Van Jacobson did a talk at Google around about 30th of August, 2006. He brings up interesting ideas for true data dissemination.

The thrust of the talk is basically along the lines of; “we shouldn’t care about where data is, but getting the data”. This effectively leads on to a caching-like system. Now be aware, calling it caching does it a bit of a disservice, but its the easiest way to explain it without watching the talk. Effectively any device, connected to the network (by any form) should beable to provide data to any other client. In a time where we’re up against things such as Net Neutrality, this is rather interesting. We shouldn’t care where the end point is, but only getting the data and verifying its the real data. Pretty interesting stuff, in my opinion. Unfortunately I see a few issues, which I don’t remember being explicitly brought up.

If you take a look at the system from a BitTorrent analogy, which Van Jacobson sort of does, the first issue is that it works very well, but only on large data-sets and on static content. Once you release data onto a BitTorrent “network” its very difficult to alter that data without scrapping it and starting from scratch. To combat this, you need to look at the system in a slightly different way; perfecting the analogy, if you will.

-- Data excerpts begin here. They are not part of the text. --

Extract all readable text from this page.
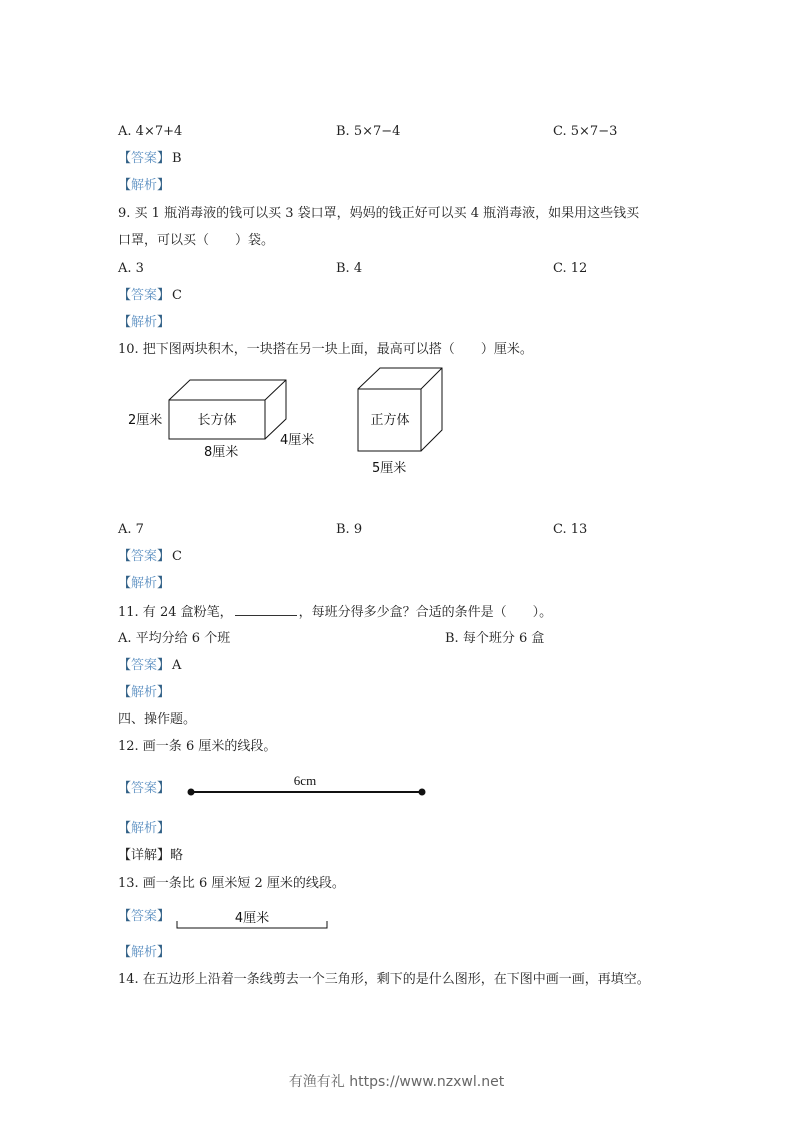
A. 4×7+4	B. 5×7−4	C. 5×7−3
【答案】 B
【解析】
9. 买 1 瓶消毒液的钱可以买 3 袋口罩，妈妈的钱正好可以买 4 瓶消毒液，如果用这些钱买
口罩，可以买（ ）袋。
A. 3	B. 4	C. 12
【答案】 C
【解析】
10. 把下图两块积木，一块搭在另一块上面，最高可以搭（ ）厘米。
长方体
2厘米
8厘米
4厘米
正方体
5厘米
6cm
4厘米
A. 7	B. 9	C. 13
【答案】 C
【解析】
11. 有 24 盒粉笔，	，每班分得多少盒？合适的条件是（ ）。
A. 平均分给 6 个班	B. 每个班分 6 盒
【答案】 A
【解析】
四、操作题。
12. 画一条 6 厘米的线段。
【答案】
【解析】
【详解】略
13. 画一条比 6 厘米短 2 厘米的线段。
【答案】
【解析】
14. 在五边形上沿着一条线剪去一个三角形，剩下的是什么图形，在下图中画一画，再填空。
有渔有礼 https://www.nzxwl.net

Compare the concept to DNS. There’s a canonical source, which all secondary sources ping (even if via “proxy”) to check if there are changes. Now the issue with this is that whilst it copes with dynamic content, it will often take some time before it is distributed through out the entire system. This brings up questions of data expiration and so forth. For private areas on web applications, how do you prevent it from being cached and then otherwise shared?

This leads onto data verification, which is presented as a slightly unsolved issue in my view. Then again, this is a talk on infrastructure, not the finer details.

Finally, the major issue as I see it, is how do you persuade people that sharing their storage space is worth it? If everything is acting as a “cache”, then how much space do you dedicate to the system? How do you prevent leechers?

Overall, its a very cool talk and starts off with an introduction to how the ARPA network and TCP/IP came about, but from a very human stand point. If you don’t care about networking concepts, but are interested in how things came about in a human way (including a brief overview of the arguments over what originally constituted a network), then it might be worth watching the first 30 minutes or so.